Rien ne coûte plus cher en réputation qu'un client qui se déplace devant une porte fermée alors que le site annonçait « ouvert ». Il ne vous téléphone pas : il écrit un avis.

6. Livraison et plats à emporter#

Si vous êtes sur les plateformes, mettez les liens en évidence, pas en pied de page.

  • Boutons directs vers Uber Eats, DoorDash, SkipTheDishes selon vos partenariats
  • Si vous faites de la commande directe, dites-le et assumez-le : la commission des plateformes se situe généralement entre 15 et 30 % du montant, et beaucoup de clients acceptent volontiers de commander en direct quand on leur explique que cela vous aide

Une phrase honnête du type « commandez directement, cela nous aide » fonctionne mieux qu'un long argumentaire.

7. La conformité à la Loi 96#

Un restaurant montréalais est pleinement visé. Depuis juin 2025, le français doit occuper au moins deux fois plus d'espace visuel que toute autre langue.

Concrètement :

  • La page d'accueil par défaut est la version française
  • Le menu en français — c'est le contenu principal, il ne peut pas être uniquement en anglais
  • Les boutons d'action (Réserver, Commander, Nous joindre) en français
  • Le lien vers l'anglais reste discret, subordonné visuellement

Les pénalités de l'OQLF vont de 3 000 $ à 30 000 $ par jour de non-conformité. Le détail est dans notre guide de conformité à la Loi 96.

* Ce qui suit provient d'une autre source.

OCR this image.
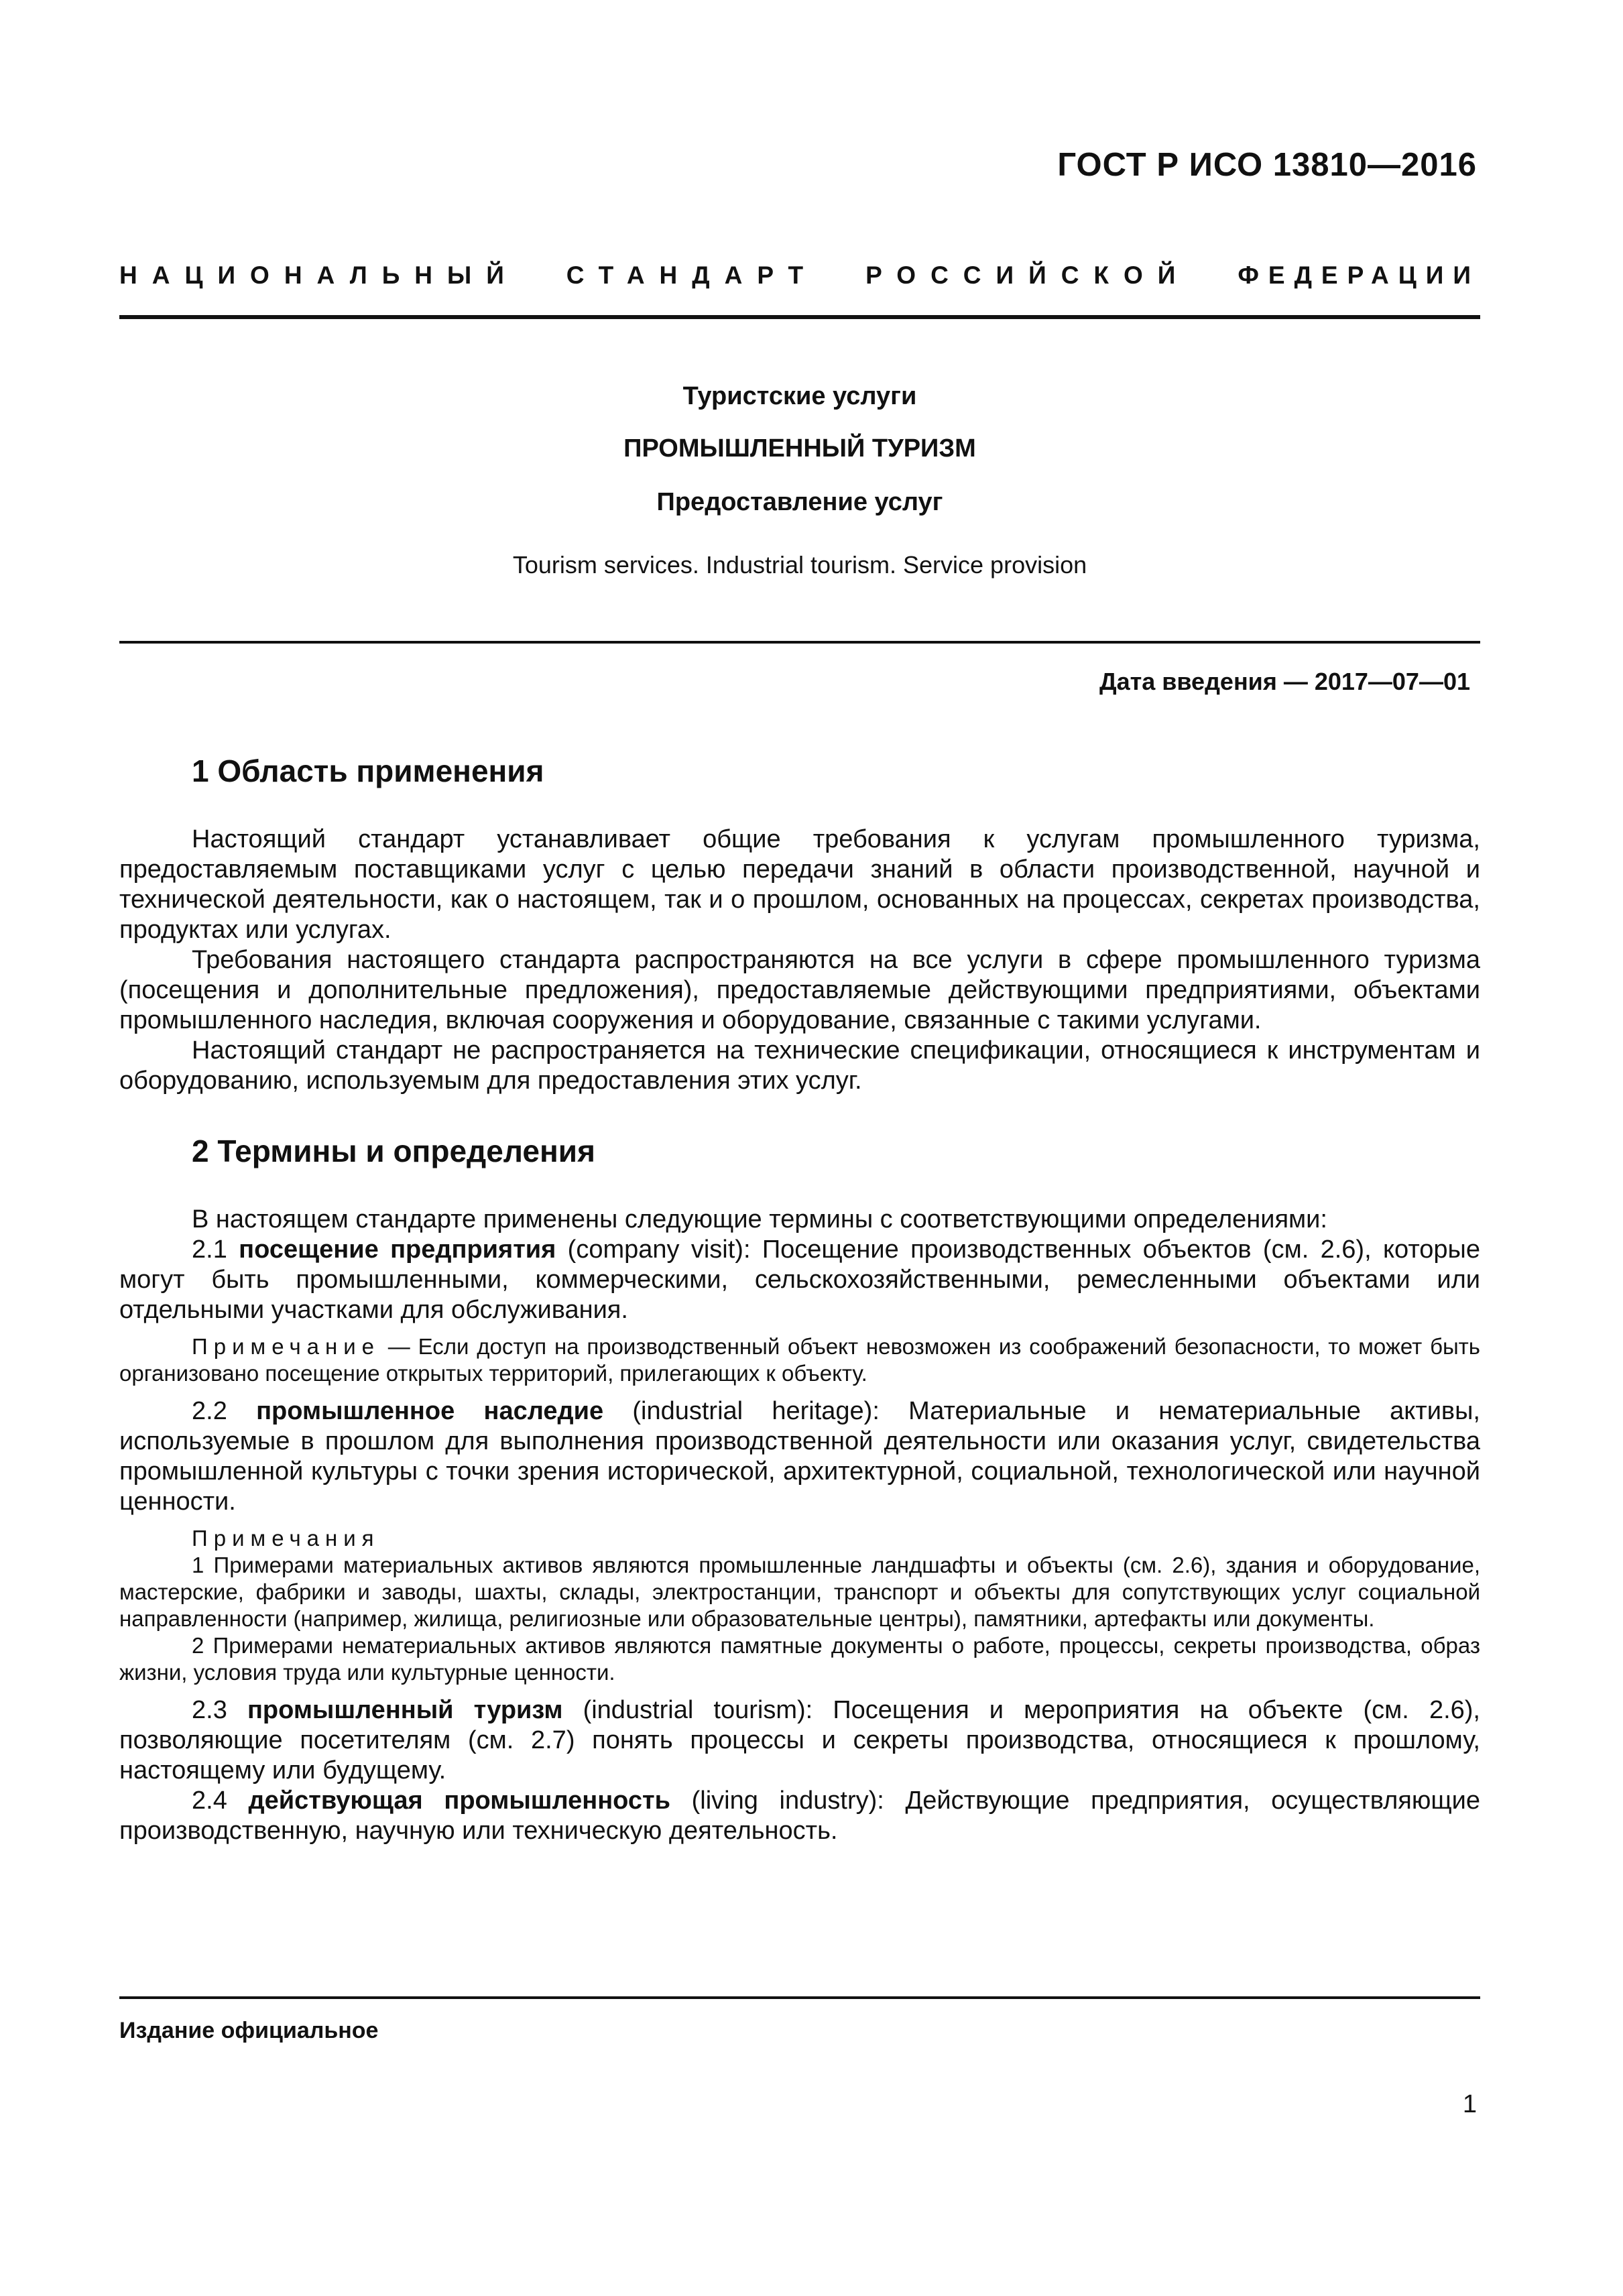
ГОСТ Р ИСО 13810—2016
НАЦИОНАЛЬНЫЙ СТАНДАРТ РОССИЙСКОЙ ФЕДЕРАЦИИ
Туристские услуги
ПРОМЫШЛЕННЫЙ ТУРИЗМ
Предоставление услуг
Tourism services. Industrial tourism. Service provision
Дата введения — 2017—07—01
1 Область применения

Настоящий стандарт устанавливает общие требования к услугам промышленного туризма, предоставляемым поставщиками услуг с целью передачи знаний в области производственной, научной и технической деятельности, как о настоящем, так и о прошлом, основанных на процессах, секретах производства, продуктах или услугах.

Требования настоящего стандарта распространяются на все услуги в сфере промышленного туризма (посещения и дополнительные предложения), предоставляемые действующими предприятиями, объектами промышленного наследия, включая сооружения и оборудование, связанные с такими услугами.

Настоящий стандарт не распространяется на технические спецификации, относящиеся к инструментам и оборудованию, используемым для предоставления этих услуг.

2 Термины и определения

В настоящем стандарте применены следующие термины с соответствующими определениями:

2.1 посещение предприятия (company visit): Посещение производственных объектов (см. 2.6), которые могут быть промышленными, коммерческими, сельскохозяйственными, ремесленными объектами или отдельными участками для обслуживания.

Примечание — Если доступ на производственный объект невозможен из соображений безопасности, то может быть организовано посещение открытых территорий, прилегающих к объекту.

2.2 промышленное наследие (industrial heritage): Материальные и нематериальные активы, используемые в прошлом для выполнения производственной деятельности или оказания услуг, свидетельства промышленной культуры с точки зрения исторической, архитектурной, социальной, технологической или научной ценности.

Примечания

1 Примерами материальных активов являются промышленные ландшафты и объекты (см. 2.6), здания и оборудование, мастерские, фабрики и заводы, шахты, склады, электростанции, транспорт и объекты для сопутствующих услуг социальной направленности (например, жилища, религиозные или образовательные центры), памятники, артефакты или документы.

2 Примерами нематериальных активов являются памятные документы о работе, процессы, секреты производства, образ жизни, условия труда или культурные ценности.

2.3 промышленный туризм (industrial tourism): Посещения и мероприятия на объекте (см. 2.6), позволяющие посетителям (см. 2.7) понять процессы и секреты производства, относящиеся к прошлому, настоящему или будущему.

2.4 действующая промышленность (living industry): Действующие предприятия, осуществляющие производственную, научную или техническую деятельность.

Издание официальное
1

8. La vitesse sur téléphone#

Votre visiteur est dehors, sur un réseau cellulaire, entre deux rues. Un site qui met cinq secondes à s'afficher perd une bonne partie de son public avant même d'être vu.

Testez le vôtre : PageSpeed Insights de Google, onglet Mobile, adresse de votre site. C'est gratuit et cela prend trente secondes.

Les trois causes habituelles de lenteur, dans l'ordre :

  • Des images non compressées — de loin la première
  • Des vidéos en lecture automatique en fond d'écran d'accueil
  • Un empilement de scripts : pixels publicitaires, fenêtres de discussion, bandeaux, outils de suivi

Chacun ajouté un jour « juste pour essayer », jamais retiré.

Récapitulatif#

Huit éléments, huit tests que vous pouvez faire vous-même aujourd'hui :

  • Menu — modifiable par vous en deux minutes, et pas en PDF
  • Réservation — bouton visible sans défiler, sur téléphone
  • Photos — les vôtres, compressées automatiquement
  • Fiche Google — horaires identiques à ceux du site
  • Horaires — fériés et fermetures annuelles inclus
  • Livraison — liens en évidence, pas en pied de page
  • Loi 96 — français par défaut, menu en français
  • Vitesse — score PageSpeed mobile testé et connu

Conclusion#

Aucun de ces huit points n'est spectaculaire. Pris ensemble, ils font la différence entre un site qui remplit des tables et une brochure en ligne que personne ne consulte deux fois.

Si vous en retenez un seul : le menu modifiable par vous-même. C'est celui qui se dégrade le plus vite quand il dépend de quelqu'un d'autre, et c'est la première chose que vos clients viennent chercher.